Sighting the plane just 15 meters away from his spot, Mr. Ganaie, shouted to other friends, who had a run few meters ahead of him, “We can save the pilot,” as recalled by Mr. Hussain sitting in a semi-dark room filled with mourning men.
Mr. Ganaie had rushed to rescue the pilot after finding the windows of the plane open. “Once he reached near the plane, we heard a big blast, and it further barred us to walk ahead,” said Mr. Hussain, and added that by the time flames got down, Mr. Ganaie was no more.
“We saw a dead body which was completely burnt near the plane and thought it was of a pilot,” but soon after, as per Mr. Hussain, “We recognized him. It was Kifayat, without one of his legs.”
The sound of the blast had shaken every villager. They thought the war has begun. But, soon after Mr. Hussain and friends identified Mr. Ganaie’s body, they were completely numb. Mr. Ganaie lost his father at the age of one, and was the youngest in his family. In absence of father, the financial condition suffered hugely, which made Mr. Ganaie drop his studies, and help in paying the bills.
“He started working as a laborer in his young age. In this village, most of the boys are working in brick clans and with construction contractors, he was also doing the same,” said Muzaffar Hussain, a neighbor.

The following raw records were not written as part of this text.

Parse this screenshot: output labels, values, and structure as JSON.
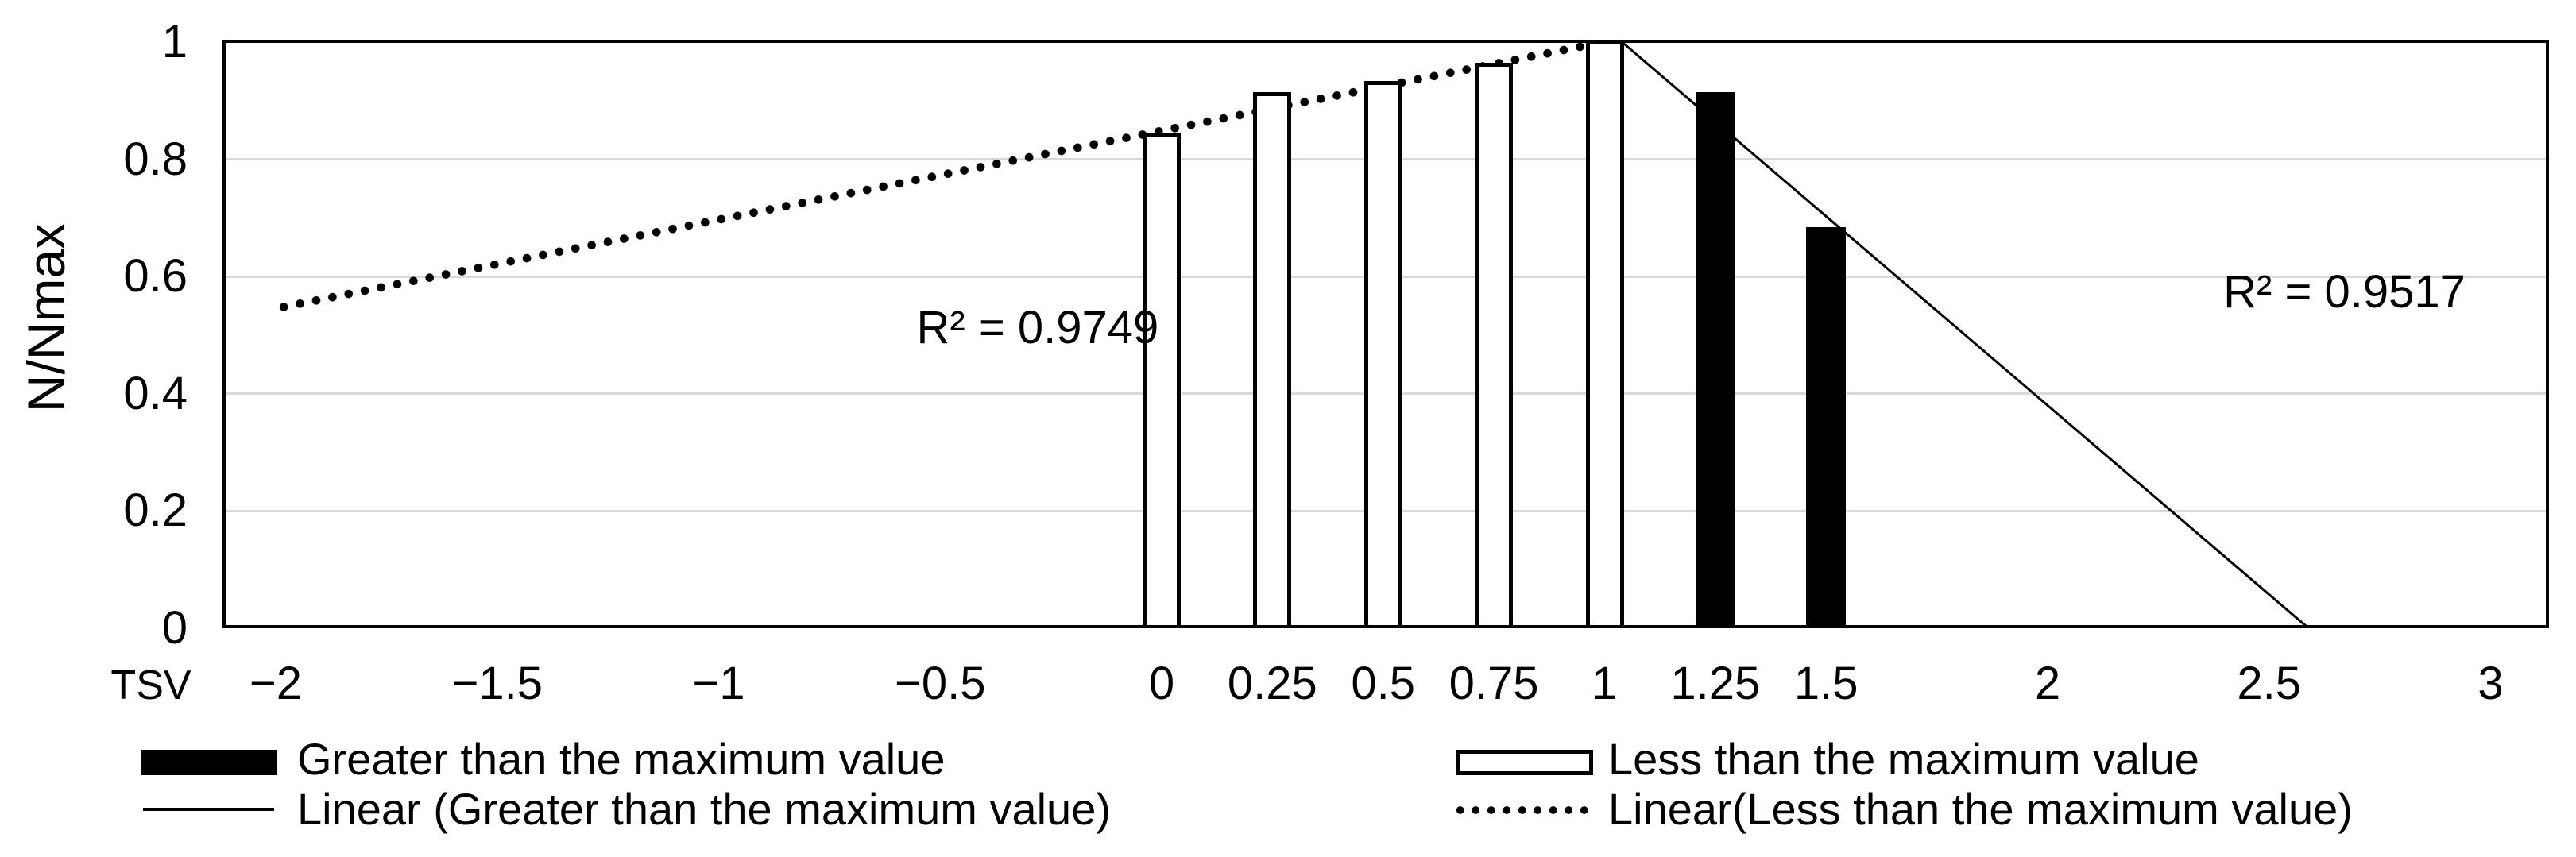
{
  "chart_data": {
    "type": "bar",
    "title": "",
    "xlabel": "TSV",
    "ylabel": "N/Nmax",
    "xlim": [
      -2.12,
      3.14
    ],
    "ylim": [
      0,
      1
    ],
    "grid": "horizontal-only",
    "x_ticks": [
      {
        "value": -2,
        "label": "−2"
      },
      {
        "value": -1.5,
        "label": "−1.5"
      },
      {
        "value": -1,
        "label": "−1"
      },
      {
        "value": -0.5,
        "label": "−0.5"
      },
      {
        "value": 0,
        "label": "0"
      },
      {
        "value": 0.25,
        "label": "0.25"
      },
      {
        "value": 0.5,
        "label": "0.5"
      },
      {
        "value": 0.75,
        "label": "0.75"
      },
      {
        "value": 1,
        "label": "1"
      },
      {
        "value": 1.25,
        "label": "1.25"
      },
      {
        "value": 1.5,
        "label": "1.5"
      },
      {
        "value": 2,
        "label": "2"
      },
      {
        "value": 2.5,
        "label": "2.5"
      },
      {
        "value": 3,
        "label": "3"
      }
    ],
    "y_ticks": [
      {
        "value": 0,
        "label": "0"
      },
      {
        "value": 0.2,
        "label": "0.2"
      },
      {
        "value": 0.4,
        "label": "0.4"
      },
      {
        "value": 0.6,
        "label": "0.6"
      },
      {
        "value": 0.8,
        "label": "0.8"
      },
      {
        "value": 1,
        "label": "1"
      }
    ],
    "series": [
      {
        "key": "less-than",
        "name": "Less than the maximum value",
        "type": "bar",
        "style": "white",
        "points": [
          {
            "x": 0,
            "y": 0.84
          },
          {
            "x": 0.25,
            "y": 0.91
          },
          {
            "x": 0.5,
            "y": 0.93
          },
          {
            "x": 0.75,
            "y": 0.96
          },
          {
            "x": 1,
            "y": 1.0
          }
        ]
      },
      {
        "key": "greater-than",
        "name": "Greater than the maximum value",
        "type": "bar",
        "style": "black",
        "points": [
          {
            "x": 1.25,
            "y": 0.91
          },
          {
            "x": 1.5,
            "y": 0.68
          }
        ]
      },
      {
        "key": "linear-less-than",
        "name": "Linear(Less than the maximum value)",
        "type": "trendline",
        "style": "dotted",
        "x1": -2.0,
        "y1": 0.545,
        "x2": 1.0,
        "y2": 1.0,
        "r_squared": 0.9749
      },
      {
        "key": "linear-greater-than",
        "name": "Linear (Greater than the maximum value)",
        "type": "trendline",
        "style": "thin-solid",
        "x1": 1.04,
        "y1": 1.0,
        "x2": 2.59,
        "y2": 0.0,
        "r_squared": 0.9517
      }
    ],
    "annotations": [
      {
        "key": "r2-less-than",
        "text": "R² = 0.9749",
        "x": -0.28,
        "y": 0.512
      },
      {
        "key": "r2-greater-than",
        "text": "R² = 0.9517",
        "x": 2.67,
        "y": 0.573
      }
    ],
    "legend": {
      "position": "bottom",
      "entries": [
        {
          "key": "greater-than",
          "label": "Greater than the maximum value",
          "swatch": "black-rect"
        },
        {
          "key": "less-than",
          "label": "Less than the maximum value",
          "swatch": "white-rect"
        },
        {
          "key": "linear-greater-than",
          "label": "Linear (Greater than the maximum value)",
          "swatch": "thin-line"
        },
        {
          "key": "linear-less-than",
          "label": "Linear(Less than the maximum value)",
          "swatch": "dotted-line"
        }
      ]
    },
    "colors": {
      "background": "#ffffff",
      "text": "#000000",
      "axis": "#000000",
      "gridline": "#d9d9d9",
      "bar_greater_fill": "#000000",
      "bar_less_fill": "#ffffff",
      "bar_less_outline": "#000000",
      "trendline": "#000000"
    }
  }
}
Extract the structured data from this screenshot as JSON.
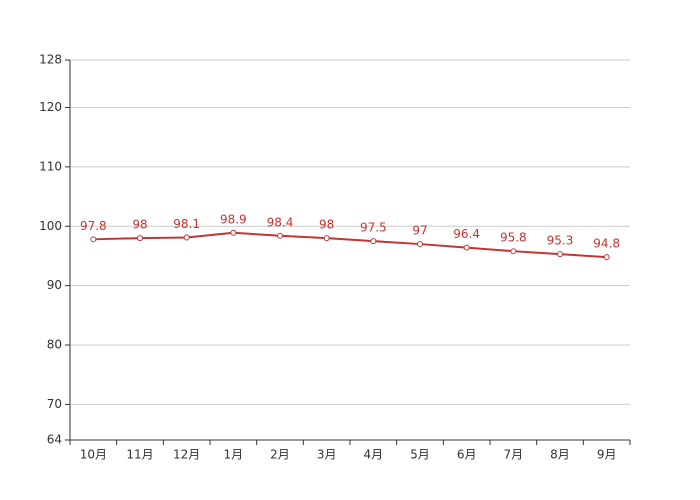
{
  "chart_data": {
    "type": "line",
    "categories": [
      "10月",
      "11月",
      "12月",
      "1月",
      "2月",
      "3月",
      "4月",
      "5月",
      "6月",
      "7月",
      "8月",
      "9月"
    ],
    "series": [
      {
        "color": "#c23531",
        "values": [
          97.8,
          98,
          98.1,
          98.9,
          98.4,
          98,
          97.5,
          97,
          96.4,
          95.8,
          95.3,
          94.8
        ]
      }
    ],
    "ylim": [
      64,
      128
    ],
    "yticks": [
      64,
      70,
      80,
      90,
      100,
      110,
      120,
      128
    ],
    "grid": true
  }
}
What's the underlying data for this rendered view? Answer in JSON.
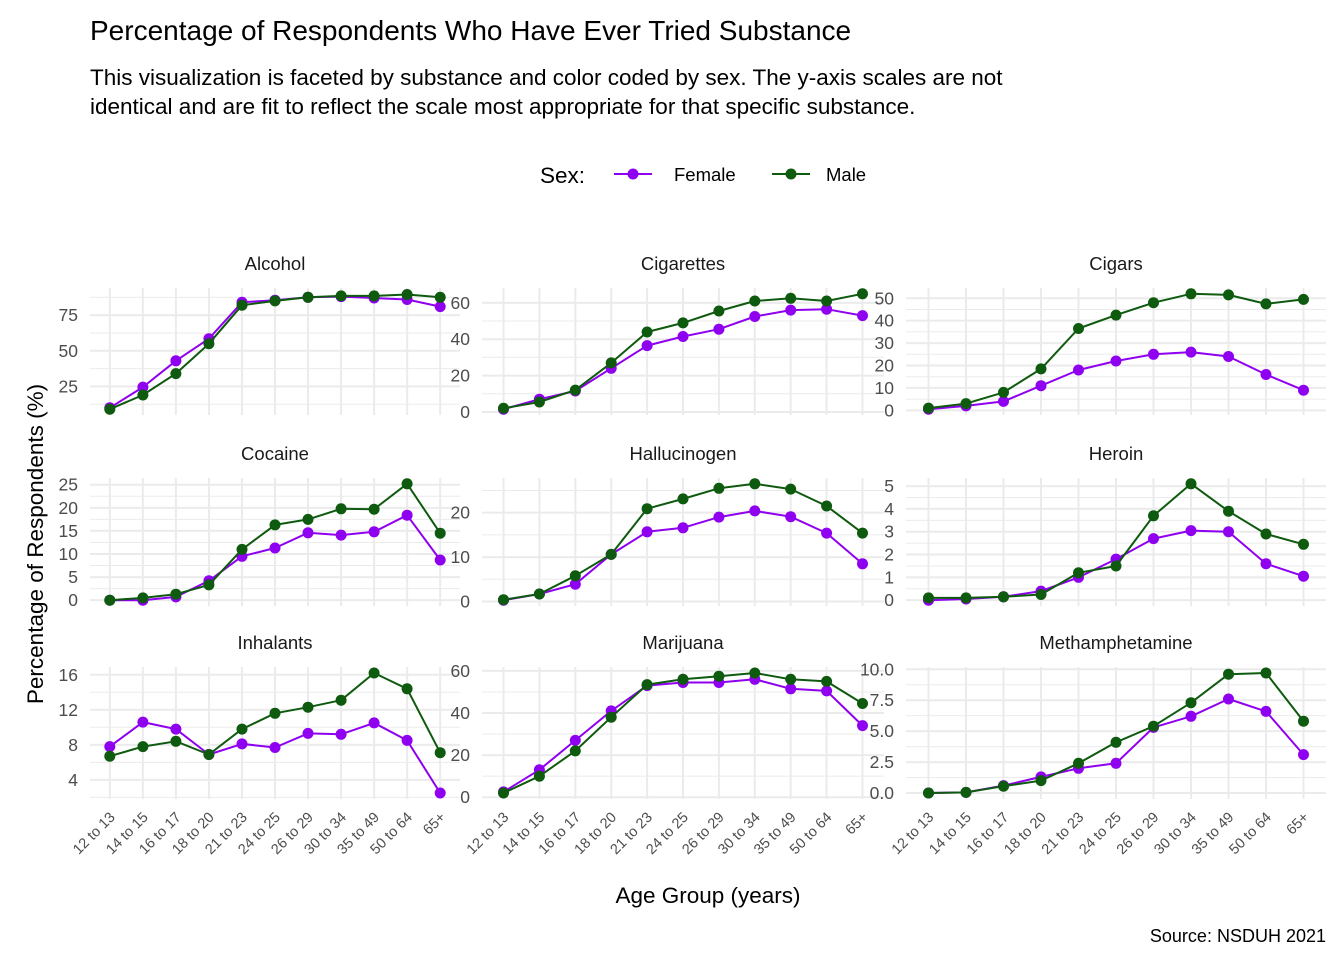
{
  "chart_data": {
    "type": "line",
    "title": "Percentage of Respondents Who Have Ever Tried Substance",
    "subtitle_lines": [
      "This visualization is faceted by substance and color coded by sex. The y-axis scales are not",
      "identical and are fit to reflect the scale most appropriate for that specific substance."
    ],
    "xlabel": "Age Group (years)",
    "ylabel": "Percentage of Respondents (%)",
    "caption": "Source: NSDUH 2021",
    "legend": {
      "title": "Sex:",
      "position": "top",
      "entries": [
        {
          "name": "Female",
          "color": "#9000F0"
        },
        {
          "name": "Male",
          "color": "#0E5A0E"
        }
      ]
    },
    "grid": true,
    "categories": [
      "12 to 13",
      "14 to 15",
      "16 to 17",
      "18 to 20",
      "21 to 23",
      "24 to 25",
      "26 to 29",
      "30 to 34",
      "35 to 49",
      "50 to 64",
      "65+"
    ],
    "facets": [
      {
        "name": "Alcohol",
        "ylim": [
          9,
          90
        ],
        "yticks": [
          25,
          50,
          75
        ],
        "ytick_labels": [
          "25",
          "50",
          "75"
        ],
        "series": [
          {
            "name": "Female",
            "values": [
              10,
              24.5,
              43,
              58.5,
              84,
              85.5,
              87.5,
              88,
              87,
              86,
              81
            ]
          },
          {
            "name": "Male",
            "values": [
              9,
              19,
              34,
              55,
              82,
              85,
              87.5,
              88.5,
              88.5,
              89.5,
              87.5
            ]
          }
        ]
      },
      {
        "name": "Cigarettes",
        "ylim": [
          1.5,
          65
        ],
        "yticks": [
          0,
          20,
          40,
          60
        ],
        "ytick_labels": [
          "0",
          "20",
          "40",
          "60"
        ],
        "series": [
          {
            "name": "Female",
            "values": [
              1.5,
              7,
              11.5,
              24,
              36.5,
              41.5,
              45.5,
              52.5,
              56,
              56.5,
              53
            ]
          },
          {
            "name": "Male",
            "values": [
              2,
              5.5,
              12,
              27,
              44,
              49,
              55.5,
              61,
              62.5,
              61,
              65
            ]
          }
        ]
      },
      {
        "name": "Cigars",
        "ylim": [
          0.5,
          52
        ],
        "yticks": [
          0,
          10,
          20,
          30,
          40,
          50
        ],
        "ytick_labels": [
          "0",
          "10",
          "20",
          "30",
          "40",
          "50"
        ],
        "series": [
          {
            "name": "Female",
            "values": [
              0.5,
              2,
              4,
              11,
              18,
              22,
              25,
              26,
              24,
              16,
              9
            ]
          },
          {
            "name": "Male",
            "values": [
              1,
              3,
              8,
              18.5,
              36.5,
              42.5,
              48,
              52,
              51.5,
              47.5,
              49.5
            ]
          }
        ]
      },
      {
        "name": "Cocaine",
        "ylim": [
          0,
          25.2
        ],
        "yticks": [
          0,
          5,
          10,
          15,
          20,
          25
        ],
        "ytick_labels": [
          "0",
          "5",
          "10",
          "15",
          "20",
          "25"
        ],
        "series": [
          {
            "name": "Female",
            "values": [
              0,
              0,
              0.7,
              4.2,
              9.5,
              11.3,
              14.6,
              14.1,
              14.8,
              18.4,
              8.7
            ]
          },
          {
            "name": "Male",
            "values": [
              0,
              0.5,
              1.3,
              3.3,
              11,
              16.3,
              17.5,
              19.8,
              19.7,
              25.2,
              14.5
            ]
          }
        ]
      },
      {
        "name": "Hallucinogen",
        "ylim": [
          0.3,
          26.5
        ],
        "yticks": [
          0,
          10,
          20
        ],
        "ytick_labels": [
          "0",
          "10",
          "20"
        ],
        "series": [
          {
            "name": "Female",
            "values": [
              0.3,
              1.7,
              3.9,
              10.6,
              15.7,
              16.6,
              19,
              20.4,
              19.1,
              15.4,
              8.5
            ]
          },
          {
            "name": "Male",
            "values": [
              0.4,
              1.7,
              5.8,
              10.6,
              20.9,
              23.1,
              25.5,
              26.5,
              25.3,
              21.5,
              15.4
            ]
          }
        ]
      },
      {
        "name": "Heroin",
        "ylim": [
          0,
          5.1
        ],
        "yticks": [
          0,
          1,
          2,
          3,
          4,
          5
        ],
        "ytick_labels": [
          "0",
          "1",
          "2",
          "3",
          "4",
          "5"
        ],
        "series": [
          {
            "name": "Female",
            "values": [
              0,
              0.05,
              0.15,
              0.4,
              1,
              1.8,
              2.7,
              3.05,
              3,
              1.6,
              1.05
            ]
          },
          {
            "name": "Male",
            "values": [
              0.1,
              0.1,
              0.15,
              0.25,
              1.2,
              1.5,
              3.7,
              5.1,
              3.9,
              2.9,
              2.45
            ]
          }
        ]
      },
      {
        "name": "Inhalants",
        "ylim": [
          2.5,
          16.2
        ],
        "yticks": [
          4,
          8,
          12,
          16
        ],
        "ytick_labels": [
          "4",
          "8",
          "12",
          "16"
        ],
        "series": [
          {
            "name": "Female",
            "values": [
              7.8,
              10.6,
              9.8,
              6.9,
              8.1,
              7.7,
              9.3,
              9.2,
              10.5,
              8.5,
              2.5
            ]
          },
          {
            "name": "Male",
            "values": [
              6.7,
              7.8,
              8.4,
              6.9,
              9.8,
              11.6,
              12.3,
              13.1,
              16.2,
              14.4,
              7.1
            ]
          }
        ]
      },
      {
        "name": "Marijuana",
        "ylim": [
          2,
          59
        ],
        "yticks": [
          0,
          20,
          40,
          60
        ],
        "ytick_labels": [
          "0",
          "20",
          "40",
          "60"
        ],
        "series": [
          {
            "name": "Female",
            "values": [
              2.5,
              13,
              27,
              41,
              53,
              54.5,
              54.5,
              56,
              51.5,
              50.5,
              34
            ]
          },
          {
            "name": "Male",
            "values": [
              2,
              10,
              22,
              38,
              53.5,
              56,
              57.5,
              59,
              56,
              55,
              44.5
            ]
          }
        ]
      },
      {
        "name": "Methamphetamine",
        "ylim": [
          0,
          9.7
        ],
        "yticks": [
          0,
          2.5,
          5,
          7.5,
          10
        ],
        "ytick_labels": [
          "0.0",
          "2.5",
          "5.0",
          "7.5",
          "10.0"
        ],
        "series": [
          {
            "name": "Female",
            "values": [
              0,
              0.05,
              0.6,
              1.3,
              2,
              2.4,
              5.3,
              6.2,
              7.6,
              6.6,
              3.1
            ]
          },
          {
            "name": "Male",
            "values": [
              0,
              0.05,
              0.55,
              1,
              2.4,
              4.1,
              5.4,
              7.3,
              9.6,
              9.7,
              5.8
            ]
          }
        ]
      }
    ]
  }
}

After the incident, the villagers had helped the government forces to lift the dead bodies of the six air force personnel who were inside the plane. Sitting in front of a cracked wall of the room, Mr. Ganaie’s handicapped elder sister, Ms. Afroza Jan recalls the promise of her younger brother with moist eyes. “Few days ago he told me that I will buy you a new dress on Nowrooz when I complained to him that he has not purchased anything for me in previous months.”
On Wednesday morning, Ms. Jan thought her brother has gone out for work, but when she heard the news of his death, “She had fainted after seeing his body.”
“He is a martyr. His aim was to save someone’s life. Allah will bless him for his intention,” said an old man among the mourners.
Two years ago, the family had shifted from their house to their uncle’s place, as the condition of their house was so bad that they feared of its collapse at any time. Since then, he just had two aims: construct a new house for their family, and to get her sister married, told Mr. Hussain.
But, it was her mother Zamrooda Bano who was slapping her face in pain of her son’s separation. Wearing a rough blue pheran she wailed, “Meain’ei gham khaar, be kas trevthas, Mouj leyj yo (Oh! My sorrow reliever, for whom have you left me. Your mother loves you.”